The attitude at LinuxWorld Conference and Expo was exuberant. The conference, which started on Tuesday in San Francisco, hosted Linux developers and enthusiasts who together celebrated the 15th anniversary of an operating system (OS) that did what most people thought was impossible: it challenged Windows.
The conference began with a keynote presentation by Lawrence Lessig, professor of law at Stanford University and author of Free Culture, who called Linux enthusiasts the “crazy ones” with a dream that materialized. Lessigs speech was a call to action for the underdogs of the OS world to create open-source software in order to create what he calls a “read-write culture” as opposed to a “read-only culture.”

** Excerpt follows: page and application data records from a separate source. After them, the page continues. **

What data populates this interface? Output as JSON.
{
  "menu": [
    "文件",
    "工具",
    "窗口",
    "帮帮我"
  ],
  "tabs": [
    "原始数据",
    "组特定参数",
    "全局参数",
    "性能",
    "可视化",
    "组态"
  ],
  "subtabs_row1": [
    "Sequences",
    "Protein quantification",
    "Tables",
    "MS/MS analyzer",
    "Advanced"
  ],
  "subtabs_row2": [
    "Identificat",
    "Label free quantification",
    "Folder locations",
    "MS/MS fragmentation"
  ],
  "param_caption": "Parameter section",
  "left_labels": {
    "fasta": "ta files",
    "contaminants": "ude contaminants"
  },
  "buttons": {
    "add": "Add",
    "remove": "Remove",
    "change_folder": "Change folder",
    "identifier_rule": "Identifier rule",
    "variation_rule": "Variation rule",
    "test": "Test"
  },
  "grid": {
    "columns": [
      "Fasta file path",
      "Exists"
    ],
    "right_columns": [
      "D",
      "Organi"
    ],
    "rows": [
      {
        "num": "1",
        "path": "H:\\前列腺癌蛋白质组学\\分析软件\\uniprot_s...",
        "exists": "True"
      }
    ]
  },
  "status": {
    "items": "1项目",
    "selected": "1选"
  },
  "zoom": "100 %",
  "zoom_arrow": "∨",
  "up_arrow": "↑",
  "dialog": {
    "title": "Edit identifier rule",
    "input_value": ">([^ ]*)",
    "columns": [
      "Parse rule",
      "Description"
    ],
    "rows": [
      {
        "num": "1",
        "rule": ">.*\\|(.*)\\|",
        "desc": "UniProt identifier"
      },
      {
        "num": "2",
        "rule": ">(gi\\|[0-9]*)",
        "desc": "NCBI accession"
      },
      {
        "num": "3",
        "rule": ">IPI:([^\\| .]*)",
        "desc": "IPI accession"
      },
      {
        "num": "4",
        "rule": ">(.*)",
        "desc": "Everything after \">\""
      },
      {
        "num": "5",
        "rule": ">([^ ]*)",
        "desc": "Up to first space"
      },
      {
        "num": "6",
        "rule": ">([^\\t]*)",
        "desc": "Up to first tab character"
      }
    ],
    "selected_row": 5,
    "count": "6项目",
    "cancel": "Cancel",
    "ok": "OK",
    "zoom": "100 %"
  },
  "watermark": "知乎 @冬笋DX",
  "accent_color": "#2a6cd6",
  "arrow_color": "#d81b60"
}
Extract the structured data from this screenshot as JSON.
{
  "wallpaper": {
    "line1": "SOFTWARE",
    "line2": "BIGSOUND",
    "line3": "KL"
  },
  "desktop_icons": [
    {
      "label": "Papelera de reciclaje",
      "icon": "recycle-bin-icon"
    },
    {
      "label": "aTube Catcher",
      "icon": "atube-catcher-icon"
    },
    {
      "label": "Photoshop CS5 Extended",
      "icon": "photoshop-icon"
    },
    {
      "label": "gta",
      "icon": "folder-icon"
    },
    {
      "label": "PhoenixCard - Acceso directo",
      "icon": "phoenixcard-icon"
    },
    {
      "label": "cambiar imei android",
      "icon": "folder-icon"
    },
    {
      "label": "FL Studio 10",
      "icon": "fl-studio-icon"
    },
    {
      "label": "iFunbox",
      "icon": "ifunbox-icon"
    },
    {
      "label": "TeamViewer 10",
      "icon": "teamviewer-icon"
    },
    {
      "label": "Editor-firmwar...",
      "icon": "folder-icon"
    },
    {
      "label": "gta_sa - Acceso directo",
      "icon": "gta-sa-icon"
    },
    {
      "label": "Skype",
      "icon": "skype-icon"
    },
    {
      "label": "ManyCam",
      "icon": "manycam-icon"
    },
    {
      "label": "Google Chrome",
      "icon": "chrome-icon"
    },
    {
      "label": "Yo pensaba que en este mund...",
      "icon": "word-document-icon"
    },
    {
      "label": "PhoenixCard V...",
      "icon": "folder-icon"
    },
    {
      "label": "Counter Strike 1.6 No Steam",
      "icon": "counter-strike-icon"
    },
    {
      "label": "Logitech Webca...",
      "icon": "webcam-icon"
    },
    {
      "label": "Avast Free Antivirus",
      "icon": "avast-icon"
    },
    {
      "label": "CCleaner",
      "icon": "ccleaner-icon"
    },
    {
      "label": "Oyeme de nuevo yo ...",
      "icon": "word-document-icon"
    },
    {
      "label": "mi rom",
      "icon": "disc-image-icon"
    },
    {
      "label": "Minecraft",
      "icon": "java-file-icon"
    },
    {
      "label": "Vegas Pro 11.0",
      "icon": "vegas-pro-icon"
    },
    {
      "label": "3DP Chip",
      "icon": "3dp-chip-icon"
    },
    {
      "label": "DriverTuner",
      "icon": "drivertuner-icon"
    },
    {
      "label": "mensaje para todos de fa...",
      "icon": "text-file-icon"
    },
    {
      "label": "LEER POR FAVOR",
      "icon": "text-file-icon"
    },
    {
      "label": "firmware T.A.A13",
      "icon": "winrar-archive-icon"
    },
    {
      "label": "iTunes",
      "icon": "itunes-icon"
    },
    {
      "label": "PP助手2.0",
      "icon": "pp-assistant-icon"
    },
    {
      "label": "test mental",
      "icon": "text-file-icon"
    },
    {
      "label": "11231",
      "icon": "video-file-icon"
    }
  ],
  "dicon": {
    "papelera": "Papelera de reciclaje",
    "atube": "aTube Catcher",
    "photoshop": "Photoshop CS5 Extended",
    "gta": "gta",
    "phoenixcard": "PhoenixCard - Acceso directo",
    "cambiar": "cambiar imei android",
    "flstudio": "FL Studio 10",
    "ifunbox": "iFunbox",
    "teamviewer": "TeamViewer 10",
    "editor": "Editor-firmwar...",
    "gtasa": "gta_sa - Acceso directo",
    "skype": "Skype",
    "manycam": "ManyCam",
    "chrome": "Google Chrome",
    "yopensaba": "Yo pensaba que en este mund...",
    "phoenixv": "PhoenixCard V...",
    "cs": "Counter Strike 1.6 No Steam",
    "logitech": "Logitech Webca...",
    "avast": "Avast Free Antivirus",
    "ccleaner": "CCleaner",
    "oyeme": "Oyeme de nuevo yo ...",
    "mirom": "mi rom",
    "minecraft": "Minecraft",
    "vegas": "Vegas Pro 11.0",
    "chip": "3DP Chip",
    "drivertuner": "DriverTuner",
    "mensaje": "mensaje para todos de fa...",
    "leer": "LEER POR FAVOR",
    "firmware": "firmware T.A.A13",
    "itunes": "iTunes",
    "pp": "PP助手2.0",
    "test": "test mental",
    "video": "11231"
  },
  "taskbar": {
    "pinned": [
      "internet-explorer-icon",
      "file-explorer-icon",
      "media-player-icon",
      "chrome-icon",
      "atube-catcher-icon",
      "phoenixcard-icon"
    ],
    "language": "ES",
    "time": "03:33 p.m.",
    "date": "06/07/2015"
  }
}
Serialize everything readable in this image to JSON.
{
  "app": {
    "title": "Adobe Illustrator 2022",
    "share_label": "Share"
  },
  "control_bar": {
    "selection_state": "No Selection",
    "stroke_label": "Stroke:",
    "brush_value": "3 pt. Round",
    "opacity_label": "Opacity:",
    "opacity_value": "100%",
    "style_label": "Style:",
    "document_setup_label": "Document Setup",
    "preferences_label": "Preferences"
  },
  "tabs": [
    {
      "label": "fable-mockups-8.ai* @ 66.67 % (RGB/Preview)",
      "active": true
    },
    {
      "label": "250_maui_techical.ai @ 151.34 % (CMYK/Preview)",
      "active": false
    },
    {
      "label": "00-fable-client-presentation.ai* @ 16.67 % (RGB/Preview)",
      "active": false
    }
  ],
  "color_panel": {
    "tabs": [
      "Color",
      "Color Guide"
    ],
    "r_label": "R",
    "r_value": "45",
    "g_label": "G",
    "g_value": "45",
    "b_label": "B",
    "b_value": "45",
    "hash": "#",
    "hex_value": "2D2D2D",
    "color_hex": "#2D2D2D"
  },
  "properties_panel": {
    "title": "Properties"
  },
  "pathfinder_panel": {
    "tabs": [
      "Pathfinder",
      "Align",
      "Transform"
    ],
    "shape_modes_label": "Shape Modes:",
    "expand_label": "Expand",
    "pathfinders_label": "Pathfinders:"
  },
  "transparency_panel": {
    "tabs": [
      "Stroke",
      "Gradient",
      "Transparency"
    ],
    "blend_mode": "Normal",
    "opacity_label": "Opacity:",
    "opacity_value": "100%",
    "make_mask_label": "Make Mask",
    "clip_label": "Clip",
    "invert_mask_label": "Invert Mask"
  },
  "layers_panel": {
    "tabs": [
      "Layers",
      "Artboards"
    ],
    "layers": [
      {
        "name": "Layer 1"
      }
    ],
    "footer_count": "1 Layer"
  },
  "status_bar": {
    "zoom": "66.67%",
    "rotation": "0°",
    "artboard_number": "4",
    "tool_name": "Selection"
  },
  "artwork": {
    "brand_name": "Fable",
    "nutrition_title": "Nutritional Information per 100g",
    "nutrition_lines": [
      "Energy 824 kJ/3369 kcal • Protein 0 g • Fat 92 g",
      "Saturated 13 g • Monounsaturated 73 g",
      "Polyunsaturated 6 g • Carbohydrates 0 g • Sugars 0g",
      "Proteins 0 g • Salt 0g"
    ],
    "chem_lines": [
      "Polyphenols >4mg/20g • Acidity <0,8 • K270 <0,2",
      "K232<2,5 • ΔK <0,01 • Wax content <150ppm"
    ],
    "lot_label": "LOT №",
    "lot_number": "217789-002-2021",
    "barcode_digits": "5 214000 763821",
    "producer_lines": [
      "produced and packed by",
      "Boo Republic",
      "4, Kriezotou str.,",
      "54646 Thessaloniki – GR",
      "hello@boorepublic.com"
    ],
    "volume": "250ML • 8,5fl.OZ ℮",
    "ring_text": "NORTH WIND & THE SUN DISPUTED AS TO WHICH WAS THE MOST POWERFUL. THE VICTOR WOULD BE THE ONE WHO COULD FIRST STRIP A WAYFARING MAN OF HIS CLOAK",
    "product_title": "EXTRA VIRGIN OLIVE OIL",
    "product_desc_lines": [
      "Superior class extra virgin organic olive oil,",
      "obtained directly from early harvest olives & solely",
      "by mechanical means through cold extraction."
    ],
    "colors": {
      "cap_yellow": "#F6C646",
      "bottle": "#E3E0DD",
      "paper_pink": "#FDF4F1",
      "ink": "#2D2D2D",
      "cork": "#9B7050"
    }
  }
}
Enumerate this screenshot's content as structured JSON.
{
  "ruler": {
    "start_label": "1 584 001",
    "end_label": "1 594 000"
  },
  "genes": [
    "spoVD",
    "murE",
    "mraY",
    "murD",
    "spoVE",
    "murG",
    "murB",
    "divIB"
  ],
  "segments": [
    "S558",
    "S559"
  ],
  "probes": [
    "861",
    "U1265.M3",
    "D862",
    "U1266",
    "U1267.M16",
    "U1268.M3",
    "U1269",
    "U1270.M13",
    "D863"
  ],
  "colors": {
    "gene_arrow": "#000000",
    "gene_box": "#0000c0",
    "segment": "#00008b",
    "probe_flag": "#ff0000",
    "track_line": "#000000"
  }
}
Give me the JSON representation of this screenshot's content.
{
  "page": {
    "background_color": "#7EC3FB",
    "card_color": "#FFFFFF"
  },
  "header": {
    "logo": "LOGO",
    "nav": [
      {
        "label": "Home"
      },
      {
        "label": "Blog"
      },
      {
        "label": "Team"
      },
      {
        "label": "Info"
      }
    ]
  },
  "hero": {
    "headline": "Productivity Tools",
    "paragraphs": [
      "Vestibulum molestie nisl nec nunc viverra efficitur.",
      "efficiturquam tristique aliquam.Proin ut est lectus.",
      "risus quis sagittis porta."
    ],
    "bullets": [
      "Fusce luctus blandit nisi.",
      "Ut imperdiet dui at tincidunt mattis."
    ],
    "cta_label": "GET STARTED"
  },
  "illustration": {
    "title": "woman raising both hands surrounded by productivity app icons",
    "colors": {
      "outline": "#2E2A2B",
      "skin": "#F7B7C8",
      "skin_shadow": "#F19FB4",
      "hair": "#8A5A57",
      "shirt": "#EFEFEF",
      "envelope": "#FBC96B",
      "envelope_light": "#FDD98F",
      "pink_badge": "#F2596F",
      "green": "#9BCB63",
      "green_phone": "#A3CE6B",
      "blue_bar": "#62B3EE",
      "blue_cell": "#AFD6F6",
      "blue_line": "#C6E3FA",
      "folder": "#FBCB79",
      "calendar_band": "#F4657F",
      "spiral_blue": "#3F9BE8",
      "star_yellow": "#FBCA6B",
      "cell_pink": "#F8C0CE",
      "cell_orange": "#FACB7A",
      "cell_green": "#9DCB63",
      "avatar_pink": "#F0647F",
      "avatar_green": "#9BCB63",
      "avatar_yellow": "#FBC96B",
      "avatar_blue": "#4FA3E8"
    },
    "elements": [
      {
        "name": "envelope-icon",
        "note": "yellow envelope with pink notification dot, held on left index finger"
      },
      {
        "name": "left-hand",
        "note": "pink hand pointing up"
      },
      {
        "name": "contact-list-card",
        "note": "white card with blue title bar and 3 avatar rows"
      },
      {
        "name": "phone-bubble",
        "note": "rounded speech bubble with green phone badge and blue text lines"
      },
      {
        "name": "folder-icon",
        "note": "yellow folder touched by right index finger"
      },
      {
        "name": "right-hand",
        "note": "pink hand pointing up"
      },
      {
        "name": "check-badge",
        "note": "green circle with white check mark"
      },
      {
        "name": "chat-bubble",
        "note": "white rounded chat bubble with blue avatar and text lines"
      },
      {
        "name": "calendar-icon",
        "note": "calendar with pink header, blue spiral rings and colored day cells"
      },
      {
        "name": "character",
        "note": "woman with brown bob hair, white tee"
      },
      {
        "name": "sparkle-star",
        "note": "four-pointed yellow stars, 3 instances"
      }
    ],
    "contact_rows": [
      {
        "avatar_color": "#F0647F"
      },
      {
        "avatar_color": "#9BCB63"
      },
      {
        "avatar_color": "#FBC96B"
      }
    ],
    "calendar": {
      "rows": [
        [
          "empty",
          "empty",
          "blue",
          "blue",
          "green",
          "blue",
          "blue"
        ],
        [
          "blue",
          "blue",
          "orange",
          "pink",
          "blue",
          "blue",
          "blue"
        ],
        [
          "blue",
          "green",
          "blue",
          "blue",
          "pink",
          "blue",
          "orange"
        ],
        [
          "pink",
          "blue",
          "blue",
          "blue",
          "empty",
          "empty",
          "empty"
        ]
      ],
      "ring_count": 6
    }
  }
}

“What is read-only culture in the digital age? Its an Internet that can increasingly protect the control that the copyright owner has over that content,” Lessig said. “In that sense, the law embraces the read-only Internet. At the same time, there is a different Internet being built. A read-write Internet built by companies much more interested in how people create and share their creativity.”
Lessig showed clips of music videos made with Japanese anime characters, montages of George Bush and Tony Blair set to love ballads, and other political video projects. Lessig said that in this era of Web 2.0 user-generated content, the digital rights management (DRM) debate will determine whether creativity and collaboration will either be encouraged or stifled.
“This is digital creativity,” he said. “Its the creativity that this culture begs for. What is new is that this capacity has been democratized. Anyone with a $1,500 computer can take images and sounds and mix them in a way to express political ideas and cultural criticism in the most powerful way we know how: a digital video. This is the literacy of the 20th century and its potential is to revive the read-write culture.”